The market corrected through the past week. In fact, it has seen net losses through the November settlement. After hitting a high of 10,490 on November 6, the market has reacted to a recent low of 10,216 on November 13.
There were multiple negative data points but one way of looking at this would be to assume that traders wanted an excuse to book profits. A weak Index of Industrial Production for September, and rising retail inflation for October might have been triggers. Higher global crude oil prices may also have started to bite. Global trends have also weakened somewhat. But, corporate results have been better than low expectations. There is a low base effect versus July-September 2016 and this could be a bullish factor.
Interestingly, FPIs (foreign portfolio investors) bought through last week and so did domestic institutions. But, heavy retail selling was enough to pull the market down slightly. On Monday, the institutions also sold and the downtrend got sharper.
Given the recent new highs, the long trend would be defined as bullish. But, the short-term trend is down. It is too early to judge the intermediate trend, we need to see a pattern of lower highs, or lower lows. Trend following systems now signal going short, with a trailing stop loss at 10,400. The Advance Decline ratio is negative. The VIX is in calm territory but it has spiked which could indicate continued profit-booking. There's a lot of support between 10,125 and 10,175. A drop below 10,125 would confirm the intermediate downtrend.
In a longer perspective, the bounce started from support at 9,675-9,700. The 200 Day Moving Average is around 9,550, well below the current levels. Taking a longer-term view, the Nifty moved North in late December 2016 from 7,900 levels to a high of 10,490 in early November. It has bounced twice from 9,675 during this 11-month period.
The Nifty Bank has been an outperformer. After hitting a recent all-time high of 25,695, it has lost less ground than the broader Nifty. However, it is also trending down. The other weak sector could be energy, given the uptrend in crude prices. The rupee is also trending down.
The Nifty Bank is at 25,350. A strangle of long November 30, 26,000c (105), long November 30, 24,500p (75) now costs 180. This is not zero-delta.
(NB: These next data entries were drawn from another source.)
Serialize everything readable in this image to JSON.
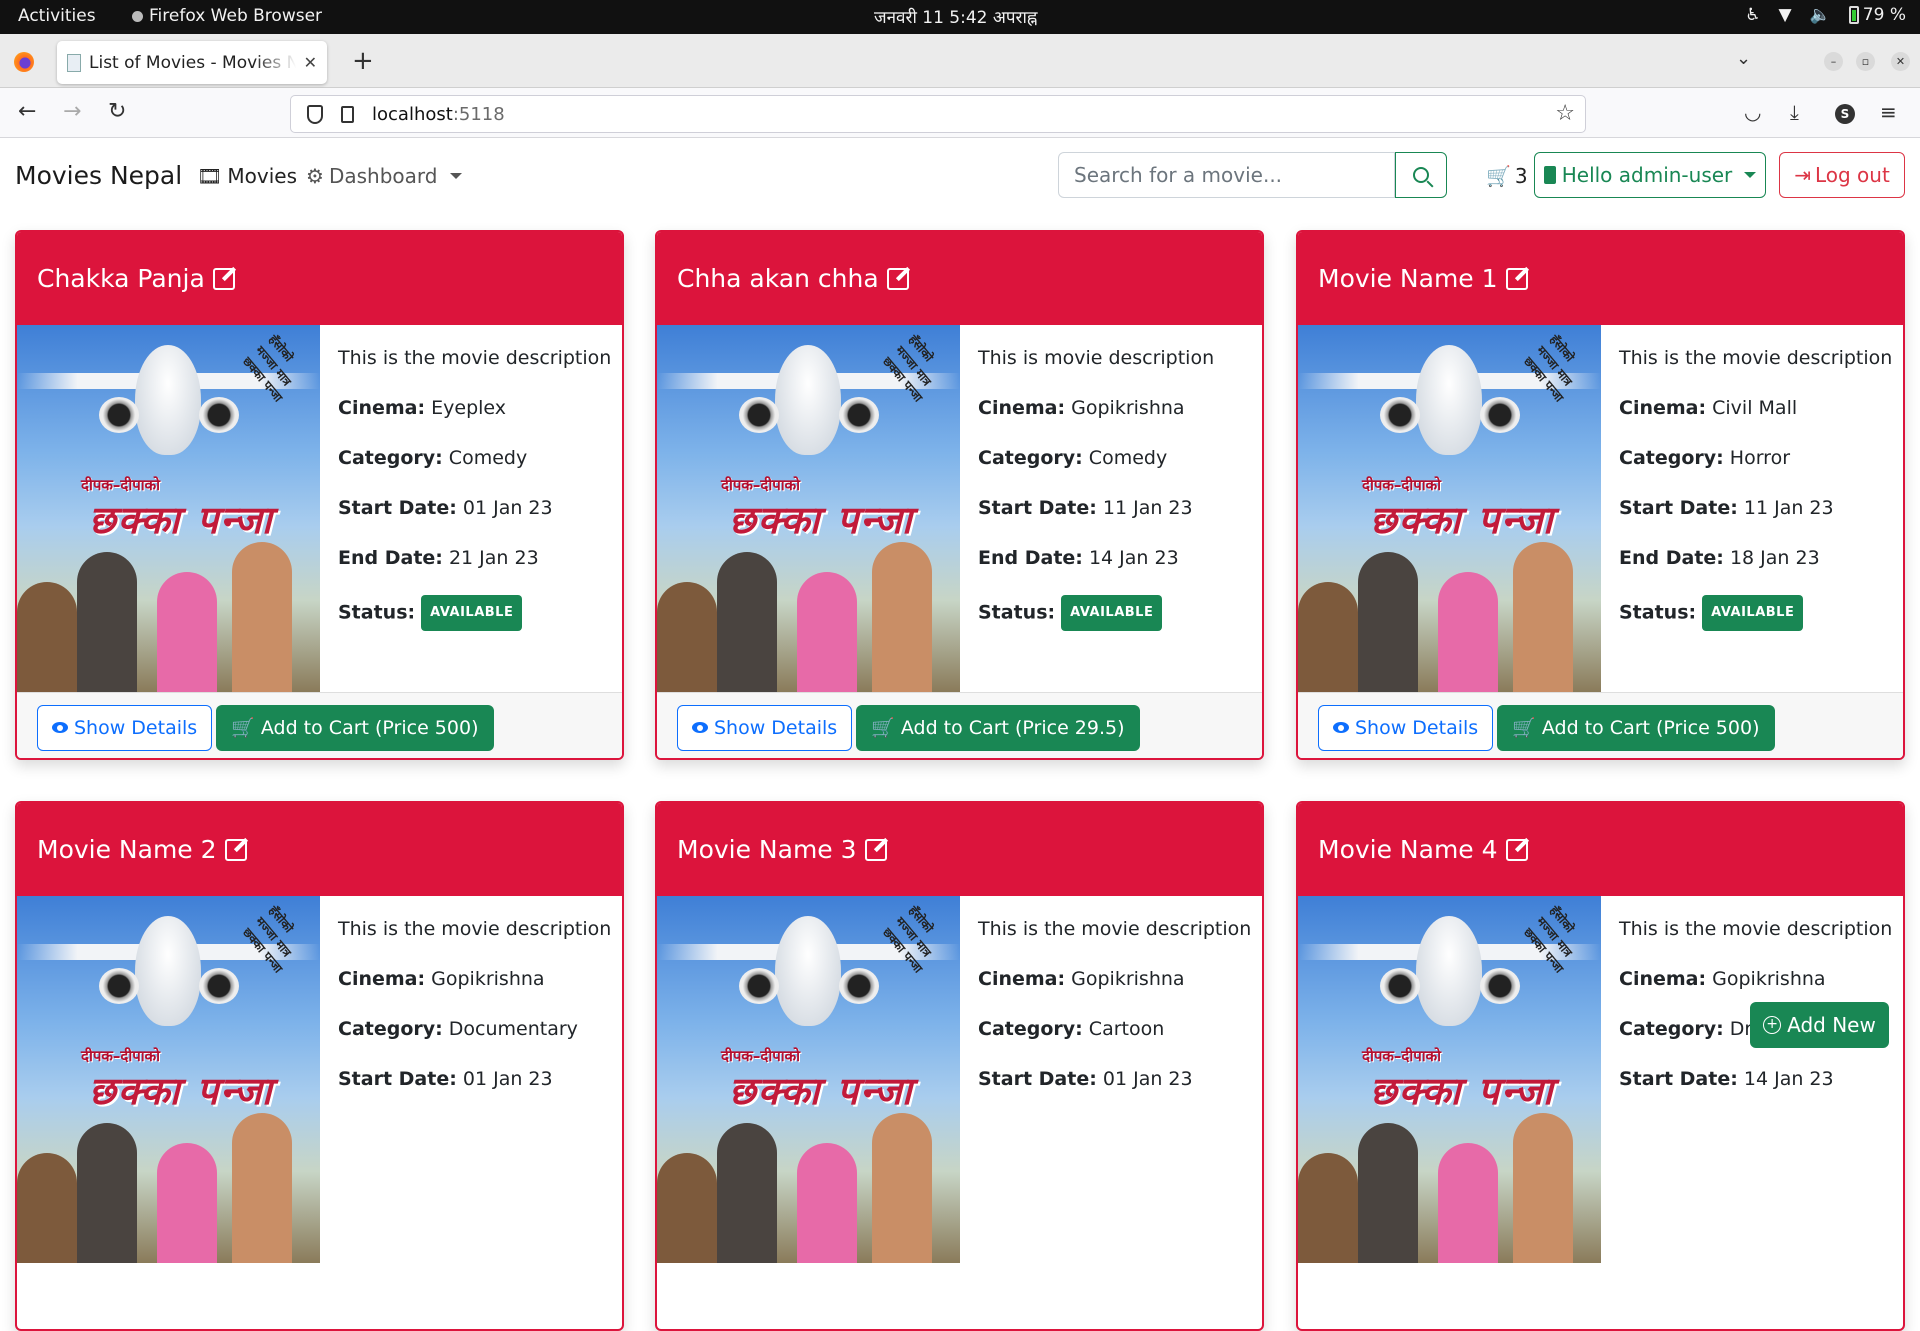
{
  "system": {
    "activities": "Activities",
    "app_name": "Firefox Web Browser",
    "clock": "जनवरी 11   5:42 अपराह्न",
    "battery": "79 %"
  },
  "browser": {
    "tab_title": "List of Movies - Movies Nepal",
    "url_host": "localhost",
    "url_port": ":5118",
    "profile_initial": "S"
  },
  "nav": {
    "brand": "Movies Nepal",
    "movies": "Movies",
    "dashboard": "Dashboard",
    "search_placeholder": "Search for a movie...",
    "cart_count": "3",
    "user_label": "Hello admin-user",
    "logout": "Log out"
  },
  "labels": {
    "cinema": "Cinema:",
    "category": "Category:",
    "start": "Start Date:",
    "end": "End Date:",
    "status": "Status:",
    "show_details": "Show Details",
    "add_new": "Add New"
  },
  "poster": {
    "line1": "दीपक–दीपाको",
    "line2": "छक्का पन्जा",
    "tagline": "हँसाेको मज्जा मात्र छक्का पन्जा"
  },
  "movies": [
    {
      "title": "Chakka Panja",
      "description": "This is the movie description",
      "cinema": "Eyeplex",
      "category": "Comedy",
      "start": "01 Jan 23",
      "end": "21 Jan 23",
      "status": "AVAILABLE",
      "cart_label": "Add to Cart (Price 500)"
    },
    {
      "title": "Chha akan chha",
      "description": "This is movie description",
      "cinema": "Gopikrishna",
      "category": "Comedy",
      "start": "11 Jan 23",
      "end": "14 Jan 23",
      "status": "AVAILABLE",
      "cart_label": "Add to Cart (Price 29.5)"
    },
    {
      "title": "Movie Name 1",
      "description": "This is the movie description",
      "cinema": "Civil Mall",
      "category": "Horror",
      "start": "11 Jan 23",
      "end": "18 Jan 23",
      "status": "AVAILABLE",
      "cart_label": "Add to Cart (Price 500)"
    },
    {
      "title": "Movie Name 2",
      "description": "This is the movie description",
      "cinema": "Gopikrishna",
      "category": "Documentary",
      "start": "01 Jan 23"
    },
    {
      "title": "Movie Name 3",
      "description": "This is the movie description",
      "cinema": "Gopikrishna",
      "category": "Cartoon",
      "start": "01 Jan 23"
    },
    {
      "title": "Movie Name 4",
      "description": "This is the movie description",
      "cinema": "Gopikrishna",
      "category": "Drama",
      "start": "14 Jan 23"
    }
  ],
  "colors": {
    "card_header": "#dc143c",
    "success": "#198754",
    "primary": "#0d6efd",
    "danger": "#dc3545"
  }
}
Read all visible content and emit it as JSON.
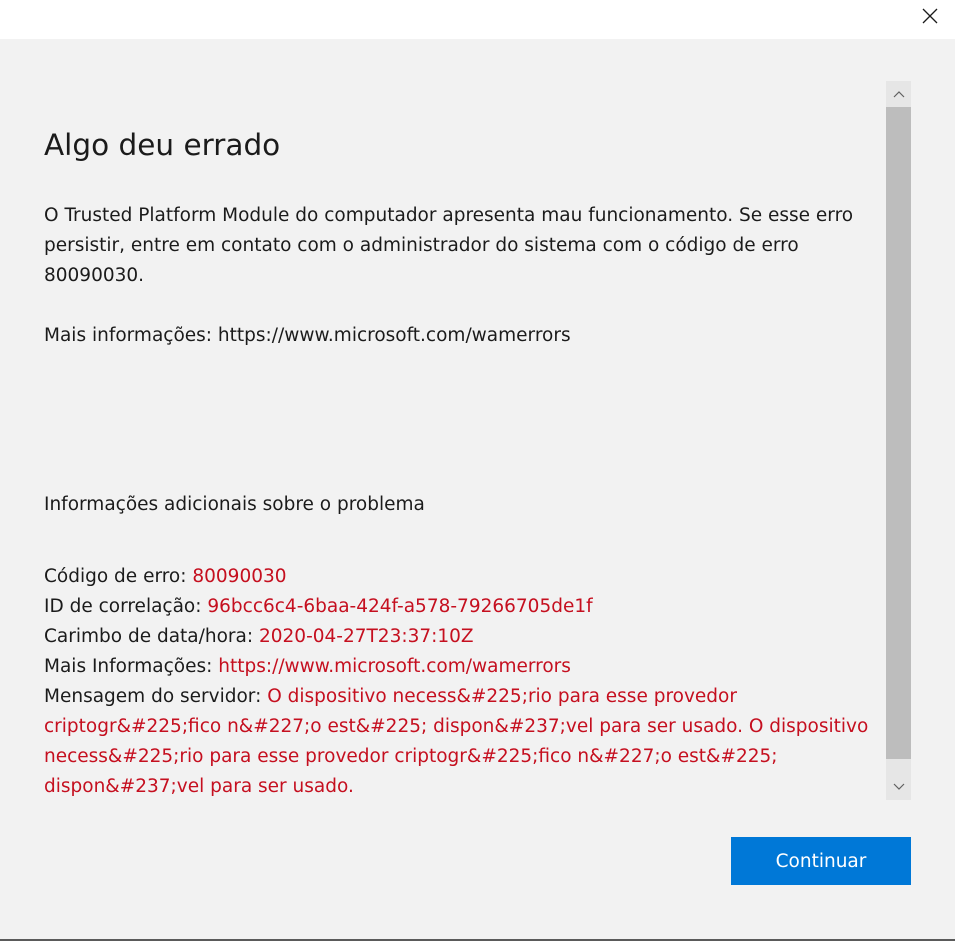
{
  "window": {
    "close_icon": "close-icon"
  },
  "dialog": {
    "title": "Algo deu errado",
    "message": "O Trusted Platform Module do computador apresenta mau funcionamento. Se esse erro persistir, entre em contato com o administrador do sistema com o código de erro 80090030.",
    "more_info": "Mais informações: https://www.microsoft.com/wamerrors",
    "additional_heading": "Informações adicionais sobre o problema",
    "details": {
      "error_code_label": "Código de erro: ",
      "error_code_value": "80090030",
      "correlation_label": "ID de correlação: ",
      "correlation_value": "96bcc6c4-6baa-424f-a578-79266705de1f",
      "timestamp_label": "Carimbo de data/hora: ",
      "timestamp_value": "2020-04-27T23:37:10Z",
      "more_info_label": "Mais Informações: ",
      "more_info_value": "https://www.microsoft.com/wamerrors",
      "server_message_label": "Mensagem do servidor: ",
      "server_message_value": "O dispositivo necess&#225;rio para esse provedor criptogr&#225;fico n&#227;o est&#225; dispon&#237;vel para ser usado. O dispositivo necess&#225;rio para esse provedor criptogr&#225;fico n&#227;o est&#225; dispon&#237;vel para ser usado."
    },
    "continue_label": "Continuar"
  },
  "colors": {
    "accent": "#0078d7",
    "error_text": "#c50f1f",
    "background": "#f2f2f2"
  }
}
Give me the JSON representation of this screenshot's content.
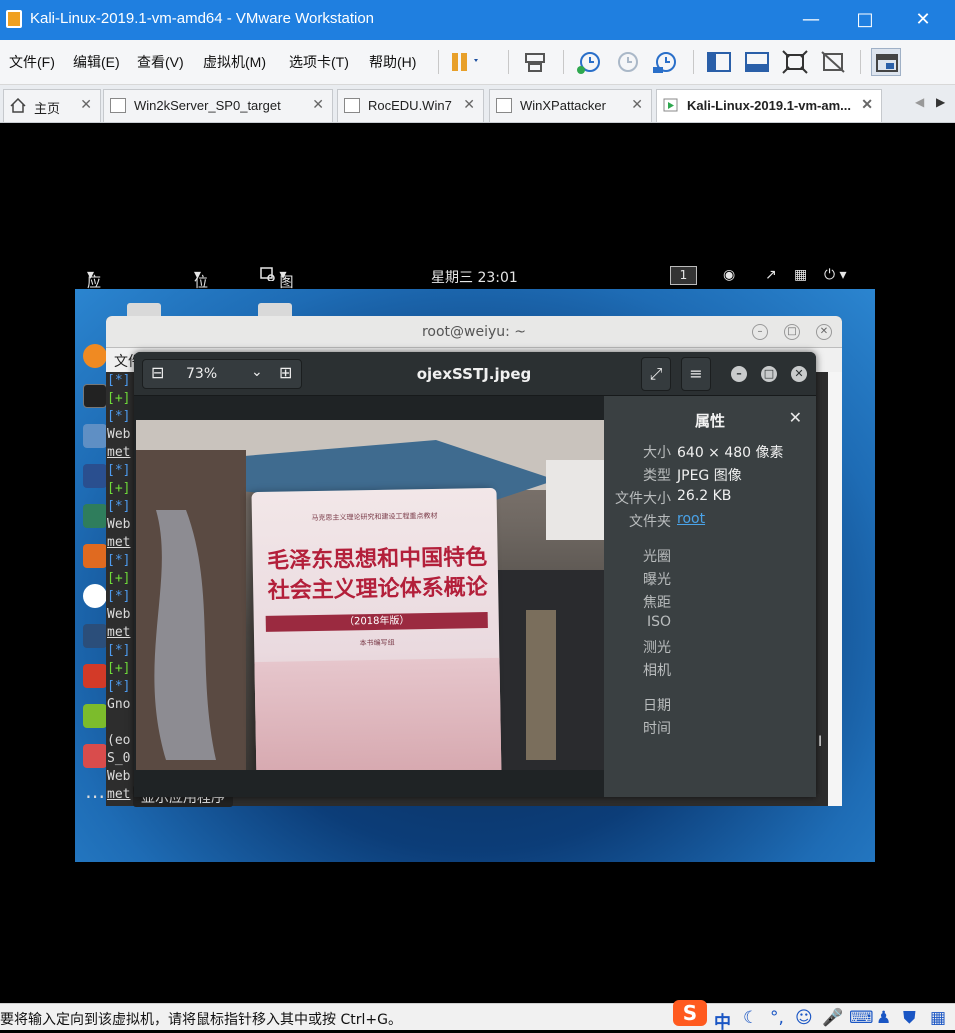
{
  "window": {
    "title": "Kali-Linux-2019.1-vm-amd64 - VMware Workstation"
  },
  "menu": [
    "文件(F)",
    "编辑(E)",
    "查看(V)",
    "虚拟机(M)",
    "选项卡(T)",
    "帮助(H)"
  ],
  "tabs": [
    {
      "label": "主页"
    },
    {
      "label": "Win2kServer_SP0_target"
    },
    {
      "label": "RocEDU.Win7"
    },
    {
      "label": "WinXPattacker"
    },
    {
      "label": "Kali-Linux-2019.1-vm-am..."
    }
  ],
  "gnome": {
    "apps_menu": "应用程序",
    "places_menu": "位置",
    "current_app": "图像查看器",
    "clock": "星期三 23:01",
    "workspace": "1"
  },
  "terminal": {
    "title": "root@weiyu: ~",
    "menu_first": "文件",
    "lines": [
      "[*]",
      "[+]",
      "[*]",
      "Web",
      "met",
      "[*]",
      "[+]",
      "[*]",
      "Web",
      "met",
      "[*]",
      "[+]",
      "[*]",
      "Web",
      "met",
      "[*]",
      "[+]",
      "[*]",
      "Gno",
      "",
      "(eo",
      "S_0",
      "Web",
      "met"
    ],
    "show_apps_tooltip": "显示应用程序"
  },
  "viewer": {
    "zoom": "73%",
    "filename": "ojexSSTJ.jpeg",
    "props_title": "属性",
    "props": [
      {
        "key": "大小",
        "value": "640 × 480 像素"
      },
      {
        "key": "类型",
        "value": "JPEG 图像"
      },
      {
        "key": "文件大小",
        "value": "26.2 KB"
      },
      {
        "key": "文件夹",
        "value": "root"
      }
    ],
    "exif_labels": [
      "光圈",
      "曝光",
      "焦距",
      "ISO",
      "测光",
      "相机"
    ],
    "date_labels": [
      "日期",
      "时间"
    ],
    "book": {
      "top_line": "马克思主义理论研究和建设工程重点教材",
      "title_line1": "毛泽东思想和中国特色",
      "title_line2": "社会主义理论体系概论",
      "edition": "（2018年版）",
      "author": "本书编写组"
    }
  },
  "statusbar": {
    "message": "要将输入定向到该虚拟机，请将鼠标指针移入其中或按 Ctrl+G。"
  }
}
But, a trader could take this and sell short November 23, 26,000c (55), short November 16, 24,500p (32) to reduce the net costs to around 93. This net strangle position with the long-short calendar spread could have a big payoff if the financial index remains volatile. Three big trending sessions would take this into the money.
The Nifty's Put-Call Ratio is now bearish at around 0.9. The November Nifty call chain has peak open interest (OI) at 10,500c, and high OI until 11,500c. The November put chain has very high OI between 9,500p and 10,300p with peaks at 10,000 and 10,200.
The Nifty closed at 10,225 on Monday. A bullspread of long November 10,300c (93), short 10,400c (53) costs 40 and pays a maximum 60. This is about 75 points from money. A bearspread of long 10,200p (79), short 10,100p (51) costs 28, pays a maximum of 72 and only 25 points from money.
Obviously the bearspread is more attractive in terms of risk-return. Traders could take positions with a downside bias. One way is to sell call options far from money. A short 10,500c (30) for instance, should be fairly safe, perhaps offset by a long 10,600p (13).
A trader could also buy 10,100p (51), sell two 10,000p (2x34), buy 9,900p (22). This costs a net 5, and a maximum return of 95 at 10,000, with profits if the index is between 9,905 and 10,095.